Officials use the information to help decide if a passenger needs to have additional screening. Case in point: After overseas trips, I've stood in lines at U.S. border checkpoints and had my passport swiped and my electronic file examined. A few times, something in my record has prompted officers to pull me over to a side room, where I have been asked additional questions. Sometimes I've had to clarify a missing middle initial. Other times, I have been referred to a secondary examination. (I've blogged about this before.)

When did this electronic data collection start? In 1999, U.S. Customs and Border Protection (then known as the U.S. Customs Service) began receiving passenger identification information electronically from certain air carriers on a voluntary basis, though some paper records were shared prior to that. A mandatory, automated program began about 6 years ago. Congress funds this Automated Targeting System's Passenger Screening Program to the tune of about $30 million a year.

How safe is your information? Regulations prohibit officials from sharing the records of any traveler—or the government's risk assessment of any traveler—with airlines or private companies. A record is kept for 15 years—unless it is linked to an investigation, in which case it can be kept indefinitely. Agency computers do not encrypt the data, but officials insist that other measures—both physical and electronic—safeguard our records.

I wonder if the government's data collecting is relevant and necessary to accomplish the agency's purpose in protecting our borders.

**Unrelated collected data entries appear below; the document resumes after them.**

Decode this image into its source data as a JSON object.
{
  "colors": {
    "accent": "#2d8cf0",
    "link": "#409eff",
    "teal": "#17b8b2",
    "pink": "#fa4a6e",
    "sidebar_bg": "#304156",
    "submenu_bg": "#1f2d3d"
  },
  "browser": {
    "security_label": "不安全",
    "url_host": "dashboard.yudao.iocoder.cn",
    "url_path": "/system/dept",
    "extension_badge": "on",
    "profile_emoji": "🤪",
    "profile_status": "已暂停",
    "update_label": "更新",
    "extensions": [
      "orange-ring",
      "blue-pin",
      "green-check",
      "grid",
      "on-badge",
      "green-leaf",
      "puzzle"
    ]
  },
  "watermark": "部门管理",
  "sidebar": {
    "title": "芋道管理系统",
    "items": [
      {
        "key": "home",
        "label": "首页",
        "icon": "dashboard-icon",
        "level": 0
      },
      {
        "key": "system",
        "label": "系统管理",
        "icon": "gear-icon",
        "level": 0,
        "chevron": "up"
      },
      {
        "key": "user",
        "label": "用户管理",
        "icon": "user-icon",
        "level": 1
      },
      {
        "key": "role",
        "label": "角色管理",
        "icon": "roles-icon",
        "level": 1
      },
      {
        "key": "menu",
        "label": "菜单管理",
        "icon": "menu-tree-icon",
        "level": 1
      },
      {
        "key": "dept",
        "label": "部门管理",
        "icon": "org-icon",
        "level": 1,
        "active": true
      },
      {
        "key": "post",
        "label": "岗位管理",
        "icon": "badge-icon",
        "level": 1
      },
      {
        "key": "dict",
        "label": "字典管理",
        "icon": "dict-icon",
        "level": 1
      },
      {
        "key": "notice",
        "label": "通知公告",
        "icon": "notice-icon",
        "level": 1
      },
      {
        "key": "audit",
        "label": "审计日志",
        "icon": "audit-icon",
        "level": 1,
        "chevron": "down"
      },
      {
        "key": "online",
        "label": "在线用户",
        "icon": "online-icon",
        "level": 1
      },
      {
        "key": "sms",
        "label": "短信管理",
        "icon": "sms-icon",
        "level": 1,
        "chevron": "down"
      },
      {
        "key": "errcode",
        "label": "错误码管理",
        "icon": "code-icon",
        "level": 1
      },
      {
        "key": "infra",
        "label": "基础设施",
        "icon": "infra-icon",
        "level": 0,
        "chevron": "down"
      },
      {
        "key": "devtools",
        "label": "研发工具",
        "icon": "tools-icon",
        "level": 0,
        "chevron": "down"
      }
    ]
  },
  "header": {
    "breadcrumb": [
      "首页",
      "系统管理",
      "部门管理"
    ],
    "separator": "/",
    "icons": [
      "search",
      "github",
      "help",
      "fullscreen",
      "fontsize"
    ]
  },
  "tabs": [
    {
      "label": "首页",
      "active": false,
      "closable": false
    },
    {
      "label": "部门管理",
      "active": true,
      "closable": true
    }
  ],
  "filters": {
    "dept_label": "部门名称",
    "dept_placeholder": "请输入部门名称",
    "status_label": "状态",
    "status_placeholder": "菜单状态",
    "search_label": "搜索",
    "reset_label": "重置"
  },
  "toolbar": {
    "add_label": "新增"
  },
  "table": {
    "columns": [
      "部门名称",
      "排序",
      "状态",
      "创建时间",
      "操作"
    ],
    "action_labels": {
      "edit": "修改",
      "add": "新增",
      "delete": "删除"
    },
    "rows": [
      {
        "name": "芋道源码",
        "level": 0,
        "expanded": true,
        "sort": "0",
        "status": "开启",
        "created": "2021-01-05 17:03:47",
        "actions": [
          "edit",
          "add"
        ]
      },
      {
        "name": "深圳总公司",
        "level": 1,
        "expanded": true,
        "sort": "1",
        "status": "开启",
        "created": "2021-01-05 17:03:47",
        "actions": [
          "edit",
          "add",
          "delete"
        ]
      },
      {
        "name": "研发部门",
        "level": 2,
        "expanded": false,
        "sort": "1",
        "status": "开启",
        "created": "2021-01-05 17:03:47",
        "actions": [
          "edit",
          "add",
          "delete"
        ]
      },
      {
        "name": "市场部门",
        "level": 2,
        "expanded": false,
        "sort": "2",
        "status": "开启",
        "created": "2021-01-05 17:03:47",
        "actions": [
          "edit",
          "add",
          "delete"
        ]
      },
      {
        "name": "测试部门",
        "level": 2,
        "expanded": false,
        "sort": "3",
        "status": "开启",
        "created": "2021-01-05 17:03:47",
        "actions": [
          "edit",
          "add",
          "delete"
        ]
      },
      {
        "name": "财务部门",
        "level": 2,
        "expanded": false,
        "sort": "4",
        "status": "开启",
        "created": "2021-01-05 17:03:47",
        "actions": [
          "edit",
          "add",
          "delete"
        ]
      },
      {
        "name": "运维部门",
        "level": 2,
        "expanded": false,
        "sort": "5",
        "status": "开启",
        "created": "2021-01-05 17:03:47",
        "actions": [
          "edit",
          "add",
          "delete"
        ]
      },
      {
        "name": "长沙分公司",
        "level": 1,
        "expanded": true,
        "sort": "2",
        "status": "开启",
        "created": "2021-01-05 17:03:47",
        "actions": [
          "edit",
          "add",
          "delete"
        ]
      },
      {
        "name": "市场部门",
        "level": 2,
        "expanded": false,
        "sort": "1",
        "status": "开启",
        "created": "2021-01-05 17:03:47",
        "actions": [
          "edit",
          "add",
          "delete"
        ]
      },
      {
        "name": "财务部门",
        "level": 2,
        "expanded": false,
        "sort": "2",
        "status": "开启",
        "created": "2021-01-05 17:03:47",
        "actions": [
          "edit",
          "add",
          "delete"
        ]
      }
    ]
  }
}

The volume of data collected, and the rate at which the records is growing and being shared with officials nationwide, suggests that the potential for misuse could soar out of hand. Others may wonder if the efforts are effective. For instance, I asked security expert Bruce Schneier Schneider about the Feds' efforts to track passenger activity, and he responded by e-mail:

"I think it's a waste of time. There's this myth that we can pick terrorists out of the crowd if we only knew more information."

On the other hand, some people may find it reassuring that the government is using technology to keep our borders safe.

What do you think? Feel free to post a comment, below.

Oh, one more thing: Are your records worth seeing? Maybe not, unless you've been experiencing a problem crossing our nation's borders. For one thing, the records are a bit dull. In my file, for instance, officials had blacked out the (presumably) most fascinating parts, which were about how officials assessed my risk profile. What's more, the records are mainly limited to information that airline and passport control officials have collected, so you probably won't be surprised by anything you read in them. Lastly, there may be a cost. While there was no charge to me when I requested my records, you might charged a fee of up to $50 if there is difficulty in obtaining your records. Of course, there's a cost to taxpayers and to our nation's security resources whenever a request is filed, too.

However, if you are being detained at the border or if you suspect a problem with your records, then by all means request a copy. U.S. Customs and Border Protection is required by law to make your records available to you, with some exceptions. Your request must be made in writing on paper and be signed by you. Ask to see the "information relating to me in the Automated Targeting System." Say that your request is "made pursuant to the Freedom of Information Act, as amended (5 U.S.C. 552)." Add that you wish to have a copy of your records made and mailed to you without first inspecting them. Your letter should, obviously, give reasonably sufficient detail to enable an official to find your record. So supply your passport number and mailing address. Put a date on your letter and make a copy for your own records. On your envelope, you should conspicuously print the words “FOIA Request." It should be addressed to “Freedom of Information Act Request,” U.S. Customs Service, 1300 Pennsylvania Avenue, NW., Washington, DC 20229. Be patient. I had wait for up to a year to receive a copy of my records. Then if you believe there's an error in your record, ask for a correction by writing a letter to the Customer Satisfaction Unit, Office of Field Operations, U.S. Customs and Border Protection, Room 5.5C, 1300 Pennsylvania Avenue, N.W., Washington, D.C. 20229.